Monday, March 13, 2023

Import and ambiguous aircraft

A pilot today had a question about how to do an import when a tail number has been re-used across multiple airframes/models.

There are really two scenarios here.  The simple one is where there are multiple versions of an aircraft, but you've only flown one model.  The more complex scenario is where you've flown Nxxxx as, say, a C-172 and as a Kodiak.

If the former, this is pretty simple:

  • Add Nxxxx to your account.  
  • You might get the wrong version if the wrong version is also in the system; that’s fine – if so, on the website go to Aircraft->My Aircraft, click on Nxxxx and you’ll see a section titled “Other versions of this aircraft.” Click on “My flights are in this aircraft” next to the version you want.  If you don’t see your version at all, then click the pencil icon next to the model and you can edit the model.  The system will see the change as a “major” change (assuming that you’re changing from, say, a 172 to a 182 but not from a 172 N to a 172 S) and will clone the aircraft automatically and put you into the clone.
  • Now, import your file.  Since you only have one Nxxxx in your account, it will pick up the correct version.
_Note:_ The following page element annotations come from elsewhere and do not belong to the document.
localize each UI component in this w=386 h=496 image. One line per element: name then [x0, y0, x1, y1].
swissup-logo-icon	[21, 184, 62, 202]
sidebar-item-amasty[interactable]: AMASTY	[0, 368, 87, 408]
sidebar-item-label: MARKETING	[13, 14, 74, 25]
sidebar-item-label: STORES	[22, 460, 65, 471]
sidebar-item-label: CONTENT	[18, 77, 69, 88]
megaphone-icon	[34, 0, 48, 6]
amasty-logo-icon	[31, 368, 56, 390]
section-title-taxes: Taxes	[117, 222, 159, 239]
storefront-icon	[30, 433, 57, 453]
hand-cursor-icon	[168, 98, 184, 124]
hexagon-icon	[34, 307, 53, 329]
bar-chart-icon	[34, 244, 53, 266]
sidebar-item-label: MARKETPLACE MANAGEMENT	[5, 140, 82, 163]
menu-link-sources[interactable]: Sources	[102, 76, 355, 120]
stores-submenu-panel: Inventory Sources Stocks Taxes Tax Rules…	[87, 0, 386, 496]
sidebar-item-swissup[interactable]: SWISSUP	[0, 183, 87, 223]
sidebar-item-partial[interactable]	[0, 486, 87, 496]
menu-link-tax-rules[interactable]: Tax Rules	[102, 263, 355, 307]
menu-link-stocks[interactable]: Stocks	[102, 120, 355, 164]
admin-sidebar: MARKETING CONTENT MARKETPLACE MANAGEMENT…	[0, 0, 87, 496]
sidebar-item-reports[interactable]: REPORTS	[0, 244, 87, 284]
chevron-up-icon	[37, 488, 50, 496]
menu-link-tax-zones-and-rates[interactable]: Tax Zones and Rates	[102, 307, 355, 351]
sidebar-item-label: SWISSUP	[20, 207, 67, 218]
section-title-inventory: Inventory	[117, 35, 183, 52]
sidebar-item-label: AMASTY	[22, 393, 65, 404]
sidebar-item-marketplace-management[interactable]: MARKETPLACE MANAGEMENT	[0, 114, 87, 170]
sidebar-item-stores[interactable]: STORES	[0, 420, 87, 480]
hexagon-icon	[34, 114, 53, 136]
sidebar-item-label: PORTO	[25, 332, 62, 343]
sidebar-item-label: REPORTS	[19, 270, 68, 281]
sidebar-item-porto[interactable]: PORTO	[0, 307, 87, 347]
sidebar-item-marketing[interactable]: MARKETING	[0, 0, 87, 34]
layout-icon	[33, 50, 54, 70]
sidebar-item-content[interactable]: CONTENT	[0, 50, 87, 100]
If the latter (you've flown the same tail across different models), the process requires a few more steps:

  • Add Nxxxx to your account.
  • If the alternate version of Nxxxx is already there, then click on “Don't change any flights, but add this aircraft” next to the other version.  This will allow multiple versions of Nxxx to coexist in your account side-by-side
  • On the other hand, if you don’t see the other version, then click the pencil next to the model name and you can edit it to be the other version; this will create a clone of the aircraft and switch you to that clone; you should then be able to click “Don't change any flights, but add this aircraft” in the clone.  I.e., if Nxxxx is the 172 and you don’t see the Kodiak, then edit it to be the Kodiak and now it will be the Kodiak but not the 172.  You can then click to add the 172 alongside the Kodiak
  • One caveat to the above step: if you’re the only pilot in an aircraft, it won’t clone.  Look at the top where it tells you how many pilots use the aircraft:

    If it says it’s used by multiple users, then the step above will work.  If it says only 1 user, that’s you and the edit to the model will actually modify the underlying model instead of cloning.  If so, let me know the aicraft and the model you want and I can clone it for you.
  • Once you have all of the relevant versions of Nxxxx in the system, you need to get the unique ID for of each variant.  Go to Aircraft->My  Aircraft and click on one of the versions of Nxxx and look in the address bar:


    Right after “…id=” you’ll see a number.  That’s the unique identifier for that specific aircraft.
  • Now, go to the CSV that you’re using to import.  Add a column titled “Aircraft ID”; I suggest putting this next to the Tail Number column, but it doesn’t really matter.  For the aircraft that might be ambiguous, fill in the correct ID in the “Aircraft ID” column.  You don’t need to do this for the unambiguous aircraft because the tail number is sufficient.

    E.g., suppose I had two versions of N30322 but only one version of all my other aircraft, then my spreadsheet might look something like this (aircraft ID's below are made up for illustration)
     
You should now be able to import.  For the sample screenshot above, the system will see, for example, N2939J and there'd be no ambiguity because there's only one version of N2939J in your account.  But for N30322, it would use the Aircraft ID column to determine whether it needs to use 38473 or 103948.